Michel Teston (born 20 July 1944) is a former French politician and former member of the Senate of France, having represented the Ardèche department until 2014. He is a member of the Socialist Party.

== Career ==
His first position was as the General Counsel of his home township of Antraigues-sur-Volane, he was elected Chairman of the General Council of the Ardèche in 1998 (re-elected in 2001 and 2004), which he resigned in March 2006. His successor is Pascal Terrasse, his former Vice-President.

He was first elected to the senate on September 27, 1998. He was reelected for a second term on September 21, 2008, receiving a majority of the votes cast. He was not a candidate for re-election in 2014.

He was a former director of broadcasting (TDF) for the Central East region, and in this capacity from 2004 to 2006 he chaired the Information Technology and Communication Committee of the Assembly of France.

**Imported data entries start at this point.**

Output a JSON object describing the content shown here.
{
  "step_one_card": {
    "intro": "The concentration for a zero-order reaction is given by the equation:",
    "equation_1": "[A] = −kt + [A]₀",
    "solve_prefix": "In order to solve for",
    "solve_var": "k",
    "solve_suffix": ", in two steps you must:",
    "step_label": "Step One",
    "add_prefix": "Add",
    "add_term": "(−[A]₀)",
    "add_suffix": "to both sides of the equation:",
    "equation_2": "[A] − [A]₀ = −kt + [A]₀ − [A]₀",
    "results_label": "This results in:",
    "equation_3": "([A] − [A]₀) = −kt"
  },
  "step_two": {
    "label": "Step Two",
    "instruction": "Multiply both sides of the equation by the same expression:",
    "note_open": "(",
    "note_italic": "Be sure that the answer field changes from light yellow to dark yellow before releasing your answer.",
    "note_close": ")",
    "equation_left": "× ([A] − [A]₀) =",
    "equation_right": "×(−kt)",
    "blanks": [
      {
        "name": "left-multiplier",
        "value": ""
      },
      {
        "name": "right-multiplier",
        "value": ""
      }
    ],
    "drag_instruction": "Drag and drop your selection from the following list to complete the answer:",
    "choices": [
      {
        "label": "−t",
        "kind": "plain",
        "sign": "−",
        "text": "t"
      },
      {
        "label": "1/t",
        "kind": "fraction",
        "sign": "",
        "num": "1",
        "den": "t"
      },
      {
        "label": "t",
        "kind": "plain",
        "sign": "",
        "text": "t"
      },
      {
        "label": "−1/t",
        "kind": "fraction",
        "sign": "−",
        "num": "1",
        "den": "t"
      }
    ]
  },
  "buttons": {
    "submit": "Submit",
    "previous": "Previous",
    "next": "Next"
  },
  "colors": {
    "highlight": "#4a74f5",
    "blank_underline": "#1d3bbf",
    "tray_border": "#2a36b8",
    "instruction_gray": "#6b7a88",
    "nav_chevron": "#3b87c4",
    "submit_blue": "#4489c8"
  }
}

He is a member of the parliamentary mission Deindustrialisation territories and has served on the joint committee to ban shale gas. The Socialist Group of the Senate appointed him as leader for postal and transportation issues.

As part of the mission on nuclear security, he participated in the inspection of plants in Nogent-sur-Seine and Tricastin.

Teston is the grandson of Edward Froment, a socialist (SFIO) and member of parliament from 1932 to 1951, who also served as Chairman of the General Council of the Ardèche. He was one of 80 members of parliament who on July 10, 1940 voted against granting full powers to Marshal Philippe Pétain.